I think this is the easiest way to explain it. Marriage is a choice between two people. No one has the right to tell someone else who to or not to marry, or to call your marriage anything but a marriage. Because the neighbors or community don’t like your spouses sex, color, language, clothing, food choices or the car they drive. religion if any, etc. This is discrimination based on sexual orientation. some claim its a moral issue. Who’s morals?

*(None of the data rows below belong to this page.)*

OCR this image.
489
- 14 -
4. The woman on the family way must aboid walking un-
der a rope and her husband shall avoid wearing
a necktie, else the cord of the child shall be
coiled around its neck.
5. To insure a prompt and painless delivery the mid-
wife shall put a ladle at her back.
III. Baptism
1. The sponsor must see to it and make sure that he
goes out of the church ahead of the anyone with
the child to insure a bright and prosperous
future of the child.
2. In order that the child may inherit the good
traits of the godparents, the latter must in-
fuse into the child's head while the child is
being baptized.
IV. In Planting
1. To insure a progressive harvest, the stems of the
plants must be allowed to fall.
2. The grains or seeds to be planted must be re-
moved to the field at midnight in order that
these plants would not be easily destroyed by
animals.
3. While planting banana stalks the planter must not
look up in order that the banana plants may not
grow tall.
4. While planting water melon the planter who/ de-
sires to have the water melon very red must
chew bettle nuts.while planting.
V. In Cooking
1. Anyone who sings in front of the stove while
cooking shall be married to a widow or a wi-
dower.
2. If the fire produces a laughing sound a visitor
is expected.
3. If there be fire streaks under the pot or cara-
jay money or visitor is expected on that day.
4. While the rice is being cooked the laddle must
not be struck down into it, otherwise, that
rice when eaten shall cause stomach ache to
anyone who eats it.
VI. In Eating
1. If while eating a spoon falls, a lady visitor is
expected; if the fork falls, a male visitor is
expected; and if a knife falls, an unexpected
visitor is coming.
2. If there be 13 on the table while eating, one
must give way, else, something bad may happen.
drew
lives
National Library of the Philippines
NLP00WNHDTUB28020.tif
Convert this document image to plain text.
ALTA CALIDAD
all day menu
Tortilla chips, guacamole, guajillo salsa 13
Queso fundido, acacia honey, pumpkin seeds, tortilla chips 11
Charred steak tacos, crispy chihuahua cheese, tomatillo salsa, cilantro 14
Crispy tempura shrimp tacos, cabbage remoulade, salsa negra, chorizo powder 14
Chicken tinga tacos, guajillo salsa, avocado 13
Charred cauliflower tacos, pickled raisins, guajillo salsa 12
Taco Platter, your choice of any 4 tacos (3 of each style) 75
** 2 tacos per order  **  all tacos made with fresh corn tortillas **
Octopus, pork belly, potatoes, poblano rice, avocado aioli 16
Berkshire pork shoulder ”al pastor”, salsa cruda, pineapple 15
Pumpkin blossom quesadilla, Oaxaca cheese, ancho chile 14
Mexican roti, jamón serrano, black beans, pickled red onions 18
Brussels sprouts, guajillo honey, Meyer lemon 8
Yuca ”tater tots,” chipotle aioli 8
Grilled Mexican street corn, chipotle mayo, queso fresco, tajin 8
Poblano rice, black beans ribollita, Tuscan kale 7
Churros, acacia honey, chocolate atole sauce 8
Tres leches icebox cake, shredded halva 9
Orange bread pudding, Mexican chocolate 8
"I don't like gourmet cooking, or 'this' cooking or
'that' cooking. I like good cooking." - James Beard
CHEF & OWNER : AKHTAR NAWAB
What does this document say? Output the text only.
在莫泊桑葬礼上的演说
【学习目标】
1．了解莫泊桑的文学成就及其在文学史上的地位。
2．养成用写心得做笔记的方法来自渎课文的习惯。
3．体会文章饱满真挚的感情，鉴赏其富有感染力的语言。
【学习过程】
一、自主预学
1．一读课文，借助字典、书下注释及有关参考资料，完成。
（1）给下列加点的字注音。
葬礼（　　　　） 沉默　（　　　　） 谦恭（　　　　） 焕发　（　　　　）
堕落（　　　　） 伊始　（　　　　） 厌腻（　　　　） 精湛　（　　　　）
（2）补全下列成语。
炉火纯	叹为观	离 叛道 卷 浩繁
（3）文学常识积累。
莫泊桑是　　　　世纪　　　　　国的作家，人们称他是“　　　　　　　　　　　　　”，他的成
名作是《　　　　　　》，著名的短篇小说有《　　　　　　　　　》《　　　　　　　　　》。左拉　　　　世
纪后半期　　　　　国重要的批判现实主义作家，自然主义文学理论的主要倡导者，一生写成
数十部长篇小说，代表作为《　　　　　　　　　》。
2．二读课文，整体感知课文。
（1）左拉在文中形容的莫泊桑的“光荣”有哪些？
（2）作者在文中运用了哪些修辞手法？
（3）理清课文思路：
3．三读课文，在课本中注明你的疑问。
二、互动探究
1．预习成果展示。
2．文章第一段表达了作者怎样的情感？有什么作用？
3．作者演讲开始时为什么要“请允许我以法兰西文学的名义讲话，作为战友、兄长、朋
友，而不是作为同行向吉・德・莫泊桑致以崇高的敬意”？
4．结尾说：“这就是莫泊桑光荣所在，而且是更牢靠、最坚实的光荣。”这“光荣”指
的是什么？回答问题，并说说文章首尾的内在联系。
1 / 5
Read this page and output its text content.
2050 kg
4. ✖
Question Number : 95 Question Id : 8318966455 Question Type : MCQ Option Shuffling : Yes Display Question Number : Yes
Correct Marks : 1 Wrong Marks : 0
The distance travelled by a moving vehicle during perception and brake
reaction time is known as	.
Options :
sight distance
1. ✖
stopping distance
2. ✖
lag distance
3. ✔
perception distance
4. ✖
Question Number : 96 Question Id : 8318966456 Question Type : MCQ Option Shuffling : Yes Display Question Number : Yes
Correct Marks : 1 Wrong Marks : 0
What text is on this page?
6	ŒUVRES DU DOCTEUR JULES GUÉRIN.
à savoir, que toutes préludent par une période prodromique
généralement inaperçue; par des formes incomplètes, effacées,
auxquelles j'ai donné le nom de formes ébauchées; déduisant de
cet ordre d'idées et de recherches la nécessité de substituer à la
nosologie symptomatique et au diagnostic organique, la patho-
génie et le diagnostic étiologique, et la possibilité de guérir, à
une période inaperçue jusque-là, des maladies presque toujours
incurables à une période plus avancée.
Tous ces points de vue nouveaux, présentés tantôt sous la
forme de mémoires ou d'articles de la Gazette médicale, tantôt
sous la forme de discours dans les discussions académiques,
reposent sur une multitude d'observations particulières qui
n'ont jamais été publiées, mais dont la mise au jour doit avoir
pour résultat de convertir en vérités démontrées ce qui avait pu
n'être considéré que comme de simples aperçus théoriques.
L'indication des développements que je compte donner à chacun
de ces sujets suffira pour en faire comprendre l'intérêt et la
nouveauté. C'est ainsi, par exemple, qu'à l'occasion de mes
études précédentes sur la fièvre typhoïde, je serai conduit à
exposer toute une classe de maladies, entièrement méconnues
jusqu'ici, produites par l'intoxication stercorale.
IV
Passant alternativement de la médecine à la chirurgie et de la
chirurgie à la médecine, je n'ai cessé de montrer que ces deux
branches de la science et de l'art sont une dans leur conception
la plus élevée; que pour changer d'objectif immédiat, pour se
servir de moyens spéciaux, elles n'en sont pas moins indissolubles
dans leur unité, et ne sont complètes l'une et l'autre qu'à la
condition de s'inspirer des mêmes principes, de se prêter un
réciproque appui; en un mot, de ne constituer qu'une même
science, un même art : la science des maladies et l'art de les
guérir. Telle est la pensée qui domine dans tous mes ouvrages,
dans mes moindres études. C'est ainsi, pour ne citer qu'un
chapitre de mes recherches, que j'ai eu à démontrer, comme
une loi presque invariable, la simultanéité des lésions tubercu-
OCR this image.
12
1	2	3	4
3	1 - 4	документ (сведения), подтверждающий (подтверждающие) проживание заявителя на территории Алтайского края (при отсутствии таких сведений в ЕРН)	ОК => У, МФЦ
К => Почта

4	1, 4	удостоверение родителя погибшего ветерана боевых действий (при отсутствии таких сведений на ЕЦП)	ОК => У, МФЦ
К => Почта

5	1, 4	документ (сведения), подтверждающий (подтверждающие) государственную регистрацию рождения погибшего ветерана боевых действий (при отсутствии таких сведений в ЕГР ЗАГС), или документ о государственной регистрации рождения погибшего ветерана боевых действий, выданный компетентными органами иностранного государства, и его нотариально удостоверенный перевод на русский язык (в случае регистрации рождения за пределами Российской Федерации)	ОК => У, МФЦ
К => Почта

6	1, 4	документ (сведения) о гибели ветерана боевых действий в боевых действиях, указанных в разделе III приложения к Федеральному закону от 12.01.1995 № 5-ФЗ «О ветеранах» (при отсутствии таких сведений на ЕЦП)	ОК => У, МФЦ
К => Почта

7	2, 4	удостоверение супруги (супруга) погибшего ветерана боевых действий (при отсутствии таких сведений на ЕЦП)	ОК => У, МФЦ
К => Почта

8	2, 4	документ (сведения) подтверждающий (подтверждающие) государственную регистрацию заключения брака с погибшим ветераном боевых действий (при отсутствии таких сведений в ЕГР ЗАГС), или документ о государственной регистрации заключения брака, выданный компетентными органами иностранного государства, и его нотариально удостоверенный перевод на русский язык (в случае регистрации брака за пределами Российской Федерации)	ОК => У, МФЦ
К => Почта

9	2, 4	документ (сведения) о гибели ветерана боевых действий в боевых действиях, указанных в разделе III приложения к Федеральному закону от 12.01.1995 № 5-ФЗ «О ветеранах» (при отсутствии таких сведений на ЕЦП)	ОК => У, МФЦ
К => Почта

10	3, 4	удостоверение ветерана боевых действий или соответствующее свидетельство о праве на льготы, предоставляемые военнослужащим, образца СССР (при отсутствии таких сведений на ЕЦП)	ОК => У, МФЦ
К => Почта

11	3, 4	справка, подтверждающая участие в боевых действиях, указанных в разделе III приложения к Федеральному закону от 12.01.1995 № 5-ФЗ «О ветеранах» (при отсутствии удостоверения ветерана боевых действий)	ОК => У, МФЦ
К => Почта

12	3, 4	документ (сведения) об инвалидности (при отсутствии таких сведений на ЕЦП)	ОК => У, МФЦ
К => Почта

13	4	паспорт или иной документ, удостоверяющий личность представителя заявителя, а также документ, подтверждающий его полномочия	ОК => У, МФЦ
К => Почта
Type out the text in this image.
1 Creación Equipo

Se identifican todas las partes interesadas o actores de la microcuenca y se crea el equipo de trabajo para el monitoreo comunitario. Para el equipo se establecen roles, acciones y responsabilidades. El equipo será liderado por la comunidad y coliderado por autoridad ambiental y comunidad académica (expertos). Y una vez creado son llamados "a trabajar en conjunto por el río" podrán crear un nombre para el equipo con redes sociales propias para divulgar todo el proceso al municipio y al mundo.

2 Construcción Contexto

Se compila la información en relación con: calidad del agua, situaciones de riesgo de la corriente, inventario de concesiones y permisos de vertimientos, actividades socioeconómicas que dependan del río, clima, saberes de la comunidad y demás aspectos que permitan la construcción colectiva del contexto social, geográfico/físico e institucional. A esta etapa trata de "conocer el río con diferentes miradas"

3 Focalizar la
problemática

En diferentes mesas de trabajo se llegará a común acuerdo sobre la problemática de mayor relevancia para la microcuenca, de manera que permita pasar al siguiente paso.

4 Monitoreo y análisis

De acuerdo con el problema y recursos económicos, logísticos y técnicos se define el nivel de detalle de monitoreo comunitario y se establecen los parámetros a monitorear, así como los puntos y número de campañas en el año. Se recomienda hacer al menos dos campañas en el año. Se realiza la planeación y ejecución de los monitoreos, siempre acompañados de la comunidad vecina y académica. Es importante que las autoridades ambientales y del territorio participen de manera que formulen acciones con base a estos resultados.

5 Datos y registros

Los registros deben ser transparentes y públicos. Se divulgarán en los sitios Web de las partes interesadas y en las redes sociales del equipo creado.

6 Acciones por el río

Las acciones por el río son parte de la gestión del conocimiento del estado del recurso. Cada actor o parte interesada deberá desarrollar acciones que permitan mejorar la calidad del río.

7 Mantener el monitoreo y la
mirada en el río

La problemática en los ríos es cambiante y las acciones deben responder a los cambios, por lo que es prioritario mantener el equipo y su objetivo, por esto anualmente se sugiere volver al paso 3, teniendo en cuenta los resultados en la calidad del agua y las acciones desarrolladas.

I believe in the constitution as it was originally written. the 14th amendment states that all men are created equal with the same inalienable rights and that no state shall be able to vote against them because they are different (a minority) the majority shall not have the right to vote against a minority. Its that simple. So some bible toting A$$ holes manipulated the law as an assault against a minority. the defense of marriage act. DOMA. This needs to be repealed. Talk to your friends neighbors co-workers family, Changing one mind at a time just at least starting a conversation with someone they know is a good thing. Just get the conversation started.. you don’t have to win. It is not a contest. Just an Ice breaker and a thought provoking conversation….

#3

Marriage is for a man and a woman - other unions are not equivalent. Have you thought about it? Love one another, that’s grand. Do sexy things together, that’s fun, perhaps. Or painful. Whatever your pleasure. No one’s looking. Have equal rights - freedom loving peoples can make a way for everyone - whether single, coupled, celibate, sexed-up, young or aged, crippled or strong - to have equal rights. That is the true measure of the civilized. And marriage can be for a man and a woman. To demand to alter that as a condition of gaining rights is a lie cloaked in a call for liberty. It is a hollow cry.

#2

Kudos to Argentina, Mexico City and Washington, DC. And kudos to CT where we just celebrated the one year anniversary of our marriage equality law on 11/12. Onward to equality, Joe Mustich, Justice of the Peace, Washington, Connecticut, USA.

#1

Yes for same sex marriages. Surely we have more important issues than to figuratively “frisk” the genitals of marriage candidates? Like magnets, likes repel and dissimilarity attracts? To me it is a re-run of the anti-abortion crowd to which I have said, If you don’t like abortions, don’t have one. Yet these anti people lack at least one important quality of civility - toleration.